Jadi perkawinan antara dua jenis kelamin yang berbeda dilakukan dalam rangka mengikat kontrak sosial antara dua keluarga. Perkawinan sebagai ikatan kontrak sosial didefinisikan oleh Keesing (1981) bahwa.

Marriage is characteristically not a relationsip between individuals but a contract between groups (often, between corporations). The relationship contractually established in marriage may endure despite the death of one partner (or even of both).

Perkawinan khas bukan hubungan antara individu tetapi

kontrak antara kelompok (sering, antara

perusahaan).Hubungan kontraktual didirikan dalam perkawinan dapat bertahan meskipun kematian salah satu pasangan (atau bahkan keduanya).

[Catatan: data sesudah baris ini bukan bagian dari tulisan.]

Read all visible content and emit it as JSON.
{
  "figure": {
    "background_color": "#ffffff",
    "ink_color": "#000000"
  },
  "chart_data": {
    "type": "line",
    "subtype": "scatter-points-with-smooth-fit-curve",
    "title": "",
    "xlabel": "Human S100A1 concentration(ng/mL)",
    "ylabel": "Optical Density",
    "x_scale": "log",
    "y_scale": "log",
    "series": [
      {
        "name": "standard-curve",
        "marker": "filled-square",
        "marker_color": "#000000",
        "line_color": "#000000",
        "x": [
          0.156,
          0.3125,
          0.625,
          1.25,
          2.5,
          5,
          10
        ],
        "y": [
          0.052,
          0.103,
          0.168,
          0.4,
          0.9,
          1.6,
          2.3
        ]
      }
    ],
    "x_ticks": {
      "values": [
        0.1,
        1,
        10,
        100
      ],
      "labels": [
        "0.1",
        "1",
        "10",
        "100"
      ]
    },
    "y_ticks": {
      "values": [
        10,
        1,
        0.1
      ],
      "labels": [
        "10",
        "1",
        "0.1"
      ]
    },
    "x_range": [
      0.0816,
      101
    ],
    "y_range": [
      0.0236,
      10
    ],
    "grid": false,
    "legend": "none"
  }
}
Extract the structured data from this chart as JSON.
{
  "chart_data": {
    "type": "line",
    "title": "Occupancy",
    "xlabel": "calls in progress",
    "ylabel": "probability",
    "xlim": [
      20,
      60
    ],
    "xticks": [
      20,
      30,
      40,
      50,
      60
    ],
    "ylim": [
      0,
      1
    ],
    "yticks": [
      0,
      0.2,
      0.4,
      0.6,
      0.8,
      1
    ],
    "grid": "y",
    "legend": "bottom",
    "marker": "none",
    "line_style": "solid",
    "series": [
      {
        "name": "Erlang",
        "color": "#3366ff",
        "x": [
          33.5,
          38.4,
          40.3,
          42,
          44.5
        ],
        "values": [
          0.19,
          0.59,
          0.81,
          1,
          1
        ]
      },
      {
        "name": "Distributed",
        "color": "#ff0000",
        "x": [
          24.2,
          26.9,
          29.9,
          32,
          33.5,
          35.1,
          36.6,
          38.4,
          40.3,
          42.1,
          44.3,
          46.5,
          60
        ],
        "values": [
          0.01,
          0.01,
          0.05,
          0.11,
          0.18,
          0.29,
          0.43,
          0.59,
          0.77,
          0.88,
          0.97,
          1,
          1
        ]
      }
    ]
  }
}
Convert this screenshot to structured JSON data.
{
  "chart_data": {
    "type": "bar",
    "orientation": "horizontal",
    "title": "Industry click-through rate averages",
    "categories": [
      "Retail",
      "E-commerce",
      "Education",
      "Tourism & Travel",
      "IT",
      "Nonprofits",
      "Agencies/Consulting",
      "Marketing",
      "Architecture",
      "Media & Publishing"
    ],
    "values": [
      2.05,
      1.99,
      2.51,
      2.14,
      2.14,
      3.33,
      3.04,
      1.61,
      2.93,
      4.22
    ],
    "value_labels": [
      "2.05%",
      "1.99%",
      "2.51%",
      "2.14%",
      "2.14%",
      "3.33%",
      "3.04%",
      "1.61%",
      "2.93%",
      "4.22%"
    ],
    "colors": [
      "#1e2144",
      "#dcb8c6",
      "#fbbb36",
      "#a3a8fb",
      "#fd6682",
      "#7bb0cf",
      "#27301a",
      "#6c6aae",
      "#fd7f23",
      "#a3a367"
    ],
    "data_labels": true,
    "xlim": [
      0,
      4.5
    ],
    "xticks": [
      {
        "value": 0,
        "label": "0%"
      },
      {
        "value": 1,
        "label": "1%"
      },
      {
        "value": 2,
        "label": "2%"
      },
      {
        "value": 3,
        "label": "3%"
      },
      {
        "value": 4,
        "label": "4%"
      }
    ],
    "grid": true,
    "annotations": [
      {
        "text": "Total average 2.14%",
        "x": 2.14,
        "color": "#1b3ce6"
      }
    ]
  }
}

Sistem perkawinan di semua kebudayaan memiliki corak dan tujuan yang universal yakni, dalam rangka mempertahankan keturunan dan ikatan-ikatan sosial. Demikian halnya dalam kebudayaan Adat Jawa pada umumnya bersifat Bilateral yang menarik garis keturunan serentak dari bapak-ibu dan dimana

perkawinan jawa bersifat Mentas yaitu perkawinan yang tidak mengutamakan kekerabatan salah satu pihak, ini merupakan sebuah variabel kebudayaan yang cukup signifikan.

Seperti yang sudah dijelaskan oleh Keesing perkawinan di semua kebudayaan memiliki corak dan tujuan yang universal, namun secara umum di Indonesia terdapat berbagai macam konsep-konsep perkawinan adat yang dilakukan oleh setiap suku bangsa yang ada di Indonesia ini misalnya saja pada suku bangsa 19

Dalam hubungan cinta kasih antara laki-laki dengan perempuan, setelah melalui proses dan pertimbangan biasanya dimantapkan ke dalam sebuah tali perkawinan, hubungan dan hidup bersama secara resmi selaku suami istri jika dilihat dari segi hukum Negara, agama dan adat. Di Jawa seperti juga sama halnya di Desa Saentis ini, pada prinsipnya perkawinan terjadi karena keputusan dua insan yang saling jatuh cinta, itu merupakan hal yang prinsip atau yang sudah universal tidak berada dalam paksaan

Batak Toba Perkawinan yang bersifat eksogami marga, karena perkawinan semarga sangat dilarang keras. Seorang perempuan akan meninggalkan kelompoknya dan pindah ke kelompok suami, namun dia akan tetap menyandang marganya sendiri, selanjutnya perempuan tersebut beserta suaminya akan menyebut kelompok marga perempuan itu dengan hula-hula. Seorang perempuan tersebut akan menjadi ibu yang memberikan keturunan bagi kelompok marga suaminya.

20

19

Tulisan Gita Sarah Siallagan, Perkawinan Antarbangsa 2009. Dikelola Oleh Penulis.

. Walaupun ada juga perkawinan yang terjadi karena dijodohkan oleh orang tua pada masa lalu, sementara orang-orang

tua zaman dahulu berkilah melalui pepatah : Witing tresno jalarane soko kulino, yang artinya : Cinta tumbuh karena terbiasa.